IκKβ and p85 interact with hGMR-α. (A) Flow cytometric analysis to detect hGMR-α and hGMR-α-APVA after transfection of HEK293T cells. hGMR-α was detected with 4H1 antibody (open histograms). An isotype-matched control is shown for comparison (gray histograms). (B) hGMR-α, p85, and IκKβ detected in whole-cell lysates (WCL) from HEK293T cells expressing hGMR-α and in 4H1 immunoprecipitates (4H1 IP). (C) hGMR-α and p85 detected in WCL from HEK293T cells expressing hGMR-α or hGMR-α-APVA and in 4H1 immunoprecipitates (4H1 IP) of the same cells.
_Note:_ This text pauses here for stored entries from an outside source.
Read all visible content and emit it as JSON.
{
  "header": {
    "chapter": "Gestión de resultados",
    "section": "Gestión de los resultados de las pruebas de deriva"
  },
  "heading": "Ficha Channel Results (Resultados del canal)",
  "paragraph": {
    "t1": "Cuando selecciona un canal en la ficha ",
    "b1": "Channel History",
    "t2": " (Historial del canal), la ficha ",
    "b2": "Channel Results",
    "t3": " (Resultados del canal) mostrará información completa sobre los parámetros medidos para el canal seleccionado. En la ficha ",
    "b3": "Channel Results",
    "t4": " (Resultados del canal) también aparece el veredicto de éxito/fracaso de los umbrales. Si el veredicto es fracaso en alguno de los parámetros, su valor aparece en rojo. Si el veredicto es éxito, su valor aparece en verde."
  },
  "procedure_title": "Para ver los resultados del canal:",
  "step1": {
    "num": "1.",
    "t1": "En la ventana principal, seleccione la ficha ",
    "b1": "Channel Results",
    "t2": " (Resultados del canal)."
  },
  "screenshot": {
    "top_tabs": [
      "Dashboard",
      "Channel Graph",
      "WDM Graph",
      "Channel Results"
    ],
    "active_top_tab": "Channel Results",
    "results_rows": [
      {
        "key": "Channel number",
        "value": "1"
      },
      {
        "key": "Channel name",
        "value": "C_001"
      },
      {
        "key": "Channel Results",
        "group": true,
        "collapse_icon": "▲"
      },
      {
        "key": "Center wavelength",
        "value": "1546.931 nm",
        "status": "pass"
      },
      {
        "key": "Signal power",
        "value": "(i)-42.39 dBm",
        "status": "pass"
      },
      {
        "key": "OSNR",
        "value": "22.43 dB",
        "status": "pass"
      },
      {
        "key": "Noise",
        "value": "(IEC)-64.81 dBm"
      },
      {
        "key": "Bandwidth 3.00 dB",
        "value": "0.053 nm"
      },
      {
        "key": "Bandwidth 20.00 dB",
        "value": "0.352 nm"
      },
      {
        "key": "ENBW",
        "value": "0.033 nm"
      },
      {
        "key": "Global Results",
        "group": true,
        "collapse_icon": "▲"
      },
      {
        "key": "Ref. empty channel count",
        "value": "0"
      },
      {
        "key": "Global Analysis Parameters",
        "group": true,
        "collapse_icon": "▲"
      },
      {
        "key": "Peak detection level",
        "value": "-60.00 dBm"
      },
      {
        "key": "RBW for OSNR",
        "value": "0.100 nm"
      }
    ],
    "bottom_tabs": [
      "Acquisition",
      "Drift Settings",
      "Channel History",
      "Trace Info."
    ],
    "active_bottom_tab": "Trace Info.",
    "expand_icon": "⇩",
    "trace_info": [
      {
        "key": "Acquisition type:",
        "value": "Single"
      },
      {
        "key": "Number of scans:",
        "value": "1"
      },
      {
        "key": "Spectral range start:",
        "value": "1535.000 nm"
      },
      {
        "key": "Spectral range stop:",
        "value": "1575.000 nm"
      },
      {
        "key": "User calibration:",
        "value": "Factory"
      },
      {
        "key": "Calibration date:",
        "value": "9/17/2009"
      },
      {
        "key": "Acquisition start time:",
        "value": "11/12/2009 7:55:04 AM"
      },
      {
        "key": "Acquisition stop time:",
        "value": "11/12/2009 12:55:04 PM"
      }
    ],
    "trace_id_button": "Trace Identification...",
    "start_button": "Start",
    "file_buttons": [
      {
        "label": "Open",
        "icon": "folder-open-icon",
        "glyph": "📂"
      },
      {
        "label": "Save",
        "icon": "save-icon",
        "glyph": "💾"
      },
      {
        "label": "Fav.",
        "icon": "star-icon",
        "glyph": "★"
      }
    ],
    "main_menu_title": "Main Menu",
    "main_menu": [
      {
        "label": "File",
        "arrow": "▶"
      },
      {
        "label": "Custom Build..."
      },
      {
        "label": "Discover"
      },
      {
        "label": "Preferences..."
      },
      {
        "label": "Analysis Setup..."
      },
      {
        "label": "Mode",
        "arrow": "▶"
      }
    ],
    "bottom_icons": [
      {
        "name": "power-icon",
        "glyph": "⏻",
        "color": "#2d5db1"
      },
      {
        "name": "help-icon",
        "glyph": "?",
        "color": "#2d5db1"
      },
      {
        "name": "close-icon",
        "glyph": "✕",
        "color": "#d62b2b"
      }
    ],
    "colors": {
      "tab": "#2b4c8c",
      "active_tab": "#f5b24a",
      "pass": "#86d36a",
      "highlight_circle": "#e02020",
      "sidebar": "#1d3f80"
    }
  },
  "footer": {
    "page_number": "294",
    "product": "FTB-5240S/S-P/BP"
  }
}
Control IPs minus antibody (−Ab), or with IgG1 (IgG₁) are also shown. (D) hGMR-α and IκB detected in WCL from HEK293T cells expressing hGMR-α or hGMR-α-APVA, and in 4H1 immunoprecipitates (4H1 IP). Control IPs minus antibody (−Ab), or with IgG₁ are also shown.

Figure 4

Association of Lyn and Src SH3 domains with hGMR-α. (A) Detection of hGMR-α and Lyn in whole-cell lysates (WCL) from HEK293T cells expressing hGMR-α, and 4H1 immunoprecipitates (4H1 IP) of the same cells. (B) Detection of hGMR-α and Lyn in WCL from HEK293T cells expressing hGMR-α or hGMR-α-APVA, and in 4H1 (4H1 IP) and control IgG1 (IgG₁) immunoprecipitates of the same cells. (C) Detection of hGMR-α and Src in WCL from HEK293T cells expressing hGMR-α or hGMR-α-APVA, and in 4H1 (4H1 IP) and control IgG1 (IgG₁) immunoprecipitates of the same cells. (D) Fluorescence polarization analysis of a fluorescein-conjugated mGMR-α peptide alone, with GST, or with p85, Lyn and Src SH3 domain GST fusions proteins. The change in millipolarization (Δmp) is given, where emissions of the mGMR-α peptide alone have been subtracted from the other samples. (E-F) FDB1 cells cultured in 500 BMU of mIL-3 and FDB1 cells expressing FIΔ or V449E cultured in the absence of growth factor were treated with DMSO, (E) 0.5μM SU6656 or 25μM PP1, or (F) 10μM and 25μM Lyn peptide inhibitor (LI) for 24 hours. Viability was measured by trypan blue exclusion. Error bars represent SEM, where n = 2; statistical significance was calculated by the use of a Student t test, *P < .05 **P < .01.

Figure 5

Model for assembly and activation of hβ_c mutants FIΔ and V449E. The high-affinity complex of the GM-CSF receptor (GMR) is a dodecamer structure (center) comprising 2 ligand bound hexamers. The central structure in the dodecamer complex enables JAK2 transphosphorylation and activation of STAT5- and Shc-mediated pathways. Proposed signaling through GMR-α occurs in αβ heterodimers (outer structures in the dodecamer complex), which initiate activation of Akt and NFκB pathways. Also indicated is a possible negative feedback mechanism whereby activation of SHIP downstream of JAK2 may suppress Akt activation. The proposed V449E structure is represented as a β_c tetramer, which does not require GMR-α and initiates a subset of the signals generated by the dodecameric GMR complex. V449E-activated pathways are confined to those downstream of JAK2 and receptor tyrosine phosphorylation and support survival and proliferation in the FDB1 cells. The proposed FIΔ structure comprises an αβ tetramer that precludes JAK2 transphosphorylation. This complex generates signals predominantly through GMR-α and results in activation of Akt and NFκB pathways, supporting FDB1 survival and differentiation.